Ici le culte de la parole en plein air va relativiser le culte du temple. On n’est pas encore arrivé au culte en esprit mais la célébration a lieu au la Porte des Eaux au sud du palais royal.
C’est la fête de Tentes (des Tabernacles), la Pentecôte juive la plus prestigieuse des fêtes juives, commémorant la libération d’ Egypte- le séjour sous la tente au désert- la Révélation de la Loi au Sinaï, la fête fondement du judaïsme. Elle s’accompagnait d’une célébration expiatoire qui se terminait par un engagement de tout le peuple.

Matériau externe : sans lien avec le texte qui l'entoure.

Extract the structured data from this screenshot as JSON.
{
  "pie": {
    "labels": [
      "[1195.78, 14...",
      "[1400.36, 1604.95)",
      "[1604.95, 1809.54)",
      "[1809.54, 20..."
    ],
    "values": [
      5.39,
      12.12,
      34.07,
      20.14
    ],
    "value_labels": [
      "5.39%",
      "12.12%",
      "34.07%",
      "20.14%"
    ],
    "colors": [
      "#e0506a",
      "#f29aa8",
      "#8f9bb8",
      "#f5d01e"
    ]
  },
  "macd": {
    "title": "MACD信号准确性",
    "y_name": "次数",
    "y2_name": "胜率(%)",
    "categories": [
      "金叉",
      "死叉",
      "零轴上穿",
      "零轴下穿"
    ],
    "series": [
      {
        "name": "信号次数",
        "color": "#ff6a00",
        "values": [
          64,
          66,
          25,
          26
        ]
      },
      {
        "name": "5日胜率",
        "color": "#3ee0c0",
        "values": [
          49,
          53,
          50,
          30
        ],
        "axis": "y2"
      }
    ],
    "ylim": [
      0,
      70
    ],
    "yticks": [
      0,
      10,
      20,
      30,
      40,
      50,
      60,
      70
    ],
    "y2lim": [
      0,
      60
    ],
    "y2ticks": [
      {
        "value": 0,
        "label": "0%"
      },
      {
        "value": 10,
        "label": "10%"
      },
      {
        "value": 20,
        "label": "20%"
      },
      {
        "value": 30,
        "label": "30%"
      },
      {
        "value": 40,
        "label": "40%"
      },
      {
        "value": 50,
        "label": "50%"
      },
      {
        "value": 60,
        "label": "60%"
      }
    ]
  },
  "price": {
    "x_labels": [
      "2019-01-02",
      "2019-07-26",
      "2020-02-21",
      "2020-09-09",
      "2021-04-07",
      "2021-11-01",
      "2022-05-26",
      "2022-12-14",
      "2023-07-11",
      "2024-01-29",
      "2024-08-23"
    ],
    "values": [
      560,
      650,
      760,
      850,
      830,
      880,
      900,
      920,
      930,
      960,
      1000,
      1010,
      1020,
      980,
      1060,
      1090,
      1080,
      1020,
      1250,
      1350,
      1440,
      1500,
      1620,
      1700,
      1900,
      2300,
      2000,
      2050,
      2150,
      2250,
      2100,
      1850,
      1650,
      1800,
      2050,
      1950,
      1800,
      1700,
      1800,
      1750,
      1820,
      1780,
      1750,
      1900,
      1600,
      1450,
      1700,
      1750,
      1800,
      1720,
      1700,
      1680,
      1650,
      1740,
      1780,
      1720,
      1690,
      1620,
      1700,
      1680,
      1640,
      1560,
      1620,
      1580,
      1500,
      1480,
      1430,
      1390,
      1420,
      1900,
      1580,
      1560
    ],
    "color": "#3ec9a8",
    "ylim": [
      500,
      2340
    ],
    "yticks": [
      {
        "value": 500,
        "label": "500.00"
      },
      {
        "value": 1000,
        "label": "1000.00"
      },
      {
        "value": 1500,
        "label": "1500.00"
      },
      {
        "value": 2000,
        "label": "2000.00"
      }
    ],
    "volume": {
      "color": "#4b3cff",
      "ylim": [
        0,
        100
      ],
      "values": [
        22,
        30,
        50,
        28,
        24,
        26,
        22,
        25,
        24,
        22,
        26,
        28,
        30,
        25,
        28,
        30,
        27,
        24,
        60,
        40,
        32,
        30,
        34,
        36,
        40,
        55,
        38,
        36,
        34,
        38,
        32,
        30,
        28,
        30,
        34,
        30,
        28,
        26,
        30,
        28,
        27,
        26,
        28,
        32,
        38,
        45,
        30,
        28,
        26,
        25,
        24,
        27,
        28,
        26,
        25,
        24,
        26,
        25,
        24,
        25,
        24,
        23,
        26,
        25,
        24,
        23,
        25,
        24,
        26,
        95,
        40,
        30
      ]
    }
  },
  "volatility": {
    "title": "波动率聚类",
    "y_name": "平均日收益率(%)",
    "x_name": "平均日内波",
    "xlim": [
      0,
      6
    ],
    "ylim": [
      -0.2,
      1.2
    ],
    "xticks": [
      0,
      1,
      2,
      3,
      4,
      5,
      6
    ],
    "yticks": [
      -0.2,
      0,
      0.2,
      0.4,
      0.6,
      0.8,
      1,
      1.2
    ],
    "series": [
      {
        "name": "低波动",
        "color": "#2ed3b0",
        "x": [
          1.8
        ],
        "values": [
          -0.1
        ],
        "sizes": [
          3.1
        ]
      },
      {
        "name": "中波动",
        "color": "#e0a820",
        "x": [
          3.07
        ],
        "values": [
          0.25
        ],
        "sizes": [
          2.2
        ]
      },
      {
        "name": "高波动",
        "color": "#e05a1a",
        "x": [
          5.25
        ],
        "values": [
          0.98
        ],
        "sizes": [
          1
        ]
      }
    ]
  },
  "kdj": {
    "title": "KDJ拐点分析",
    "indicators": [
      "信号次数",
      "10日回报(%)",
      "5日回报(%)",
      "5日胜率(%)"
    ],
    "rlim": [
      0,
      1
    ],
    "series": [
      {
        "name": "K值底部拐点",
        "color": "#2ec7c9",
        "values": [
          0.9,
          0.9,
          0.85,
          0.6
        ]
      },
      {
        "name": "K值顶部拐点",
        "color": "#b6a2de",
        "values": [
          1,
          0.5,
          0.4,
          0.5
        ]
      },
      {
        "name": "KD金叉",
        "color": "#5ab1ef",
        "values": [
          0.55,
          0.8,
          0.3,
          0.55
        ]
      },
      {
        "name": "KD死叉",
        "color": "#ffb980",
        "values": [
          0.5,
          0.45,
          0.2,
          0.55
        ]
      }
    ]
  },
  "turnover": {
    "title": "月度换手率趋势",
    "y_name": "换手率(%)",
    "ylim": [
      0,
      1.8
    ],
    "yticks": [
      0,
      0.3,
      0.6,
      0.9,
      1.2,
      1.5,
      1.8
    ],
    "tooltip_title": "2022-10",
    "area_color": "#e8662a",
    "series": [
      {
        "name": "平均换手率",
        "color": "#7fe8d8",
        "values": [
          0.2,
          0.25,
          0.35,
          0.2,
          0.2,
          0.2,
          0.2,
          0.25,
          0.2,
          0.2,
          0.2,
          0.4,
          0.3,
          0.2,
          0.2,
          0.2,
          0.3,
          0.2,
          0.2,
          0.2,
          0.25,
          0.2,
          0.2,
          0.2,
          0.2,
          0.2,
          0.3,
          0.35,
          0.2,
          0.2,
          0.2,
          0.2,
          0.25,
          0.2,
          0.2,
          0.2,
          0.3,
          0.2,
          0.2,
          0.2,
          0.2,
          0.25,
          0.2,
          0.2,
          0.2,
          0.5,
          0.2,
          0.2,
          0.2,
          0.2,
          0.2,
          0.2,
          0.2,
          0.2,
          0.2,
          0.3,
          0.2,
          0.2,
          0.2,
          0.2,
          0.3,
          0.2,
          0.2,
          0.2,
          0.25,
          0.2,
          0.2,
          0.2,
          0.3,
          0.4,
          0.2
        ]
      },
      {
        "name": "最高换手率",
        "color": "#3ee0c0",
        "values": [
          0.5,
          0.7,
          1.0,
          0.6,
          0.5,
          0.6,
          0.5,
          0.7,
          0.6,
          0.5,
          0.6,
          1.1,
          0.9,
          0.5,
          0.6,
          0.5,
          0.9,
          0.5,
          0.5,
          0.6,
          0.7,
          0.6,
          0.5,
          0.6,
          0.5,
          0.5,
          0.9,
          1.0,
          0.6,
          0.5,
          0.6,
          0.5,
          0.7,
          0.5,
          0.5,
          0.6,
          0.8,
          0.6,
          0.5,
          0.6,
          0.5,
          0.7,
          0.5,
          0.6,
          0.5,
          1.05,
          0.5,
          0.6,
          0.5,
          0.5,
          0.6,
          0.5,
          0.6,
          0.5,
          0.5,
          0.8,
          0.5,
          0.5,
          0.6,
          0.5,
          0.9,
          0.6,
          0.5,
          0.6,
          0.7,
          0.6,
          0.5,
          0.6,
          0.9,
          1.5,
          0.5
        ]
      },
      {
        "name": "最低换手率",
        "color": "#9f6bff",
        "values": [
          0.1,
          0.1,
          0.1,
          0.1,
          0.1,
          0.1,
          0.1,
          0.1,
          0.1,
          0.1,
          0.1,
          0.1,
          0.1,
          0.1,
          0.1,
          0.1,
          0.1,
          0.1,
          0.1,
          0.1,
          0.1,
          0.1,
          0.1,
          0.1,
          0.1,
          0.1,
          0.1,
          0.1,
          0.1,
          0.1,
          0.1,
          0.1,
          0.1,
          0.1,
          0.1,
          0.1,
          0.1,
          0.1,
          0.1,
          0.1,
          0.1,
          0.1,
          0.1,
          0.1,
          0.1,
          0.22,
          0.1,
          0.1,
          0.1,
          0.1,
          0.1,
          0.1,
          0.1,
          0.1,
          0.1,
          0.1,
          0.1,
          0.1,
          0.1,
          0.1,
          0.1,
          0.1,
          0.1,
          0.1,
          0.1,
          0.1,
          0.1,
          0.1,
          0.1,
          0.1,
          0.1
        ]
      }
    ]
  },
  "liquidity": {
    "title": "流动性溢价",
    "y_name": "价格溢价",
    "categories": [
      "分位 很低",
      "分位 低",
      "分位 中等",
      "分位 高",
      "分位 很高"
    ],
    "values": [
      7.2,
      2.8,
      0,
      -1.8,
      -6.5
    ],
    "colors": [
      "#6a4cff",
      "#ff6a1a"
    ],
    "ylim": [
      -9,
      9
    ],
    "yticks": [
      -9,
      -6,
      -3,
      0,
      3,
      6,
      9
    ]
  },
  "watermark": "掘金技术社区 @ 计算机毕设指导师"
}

Esdras, aidé de Néhémie, convoque tout la communauté à un grand rassemblement. Esdras est un prêtre versé dans les écrits mosaïque et Néhémie un gouverneur laïc. Ont-ils travaillé ensemble ? Ce qu’il fallait avant tout c’est restaurer la communauté : il était plus facile de relever des murs que d’unir une communauté : c’est deux communautés qu’il fallait réunir : celle qui était partie en exil et celle qui était restée et avait dû s’accommoder avec l’occupant.
C’est bien la Loi, donnée à Moïse, qui avait été à l’origine du peuple de Dieu qui pouvait les rassembler. C’est en ouvrant d’une manière toute nouvelle, le livre de la Loi et en en donnant l’accès à tout le peuple.
« Le livre de la Loi c’est la Parole de Dieu qui a convoqué et fondé la première assemblée au désert, maintenant encore, elle rassemble le Peuple quand il s’agit de restaurer le judaïsme » Miss Dom.
C’est au cours de ce culte, en dehors de la somptuosité du Temple que l’importance de la célébration de la Parole de Dieu va être soulignée et retrouver toute son importance capitale au cœur de l’Alliance. On comprend que ceux qui reviennent de l’exode soient déçus de ne se retrouver qu’à l’extérieur du Temple, qui leur a manqué, et cependant heureux du culte de la Loi qu’ils ont redécouverte pendant l’exil.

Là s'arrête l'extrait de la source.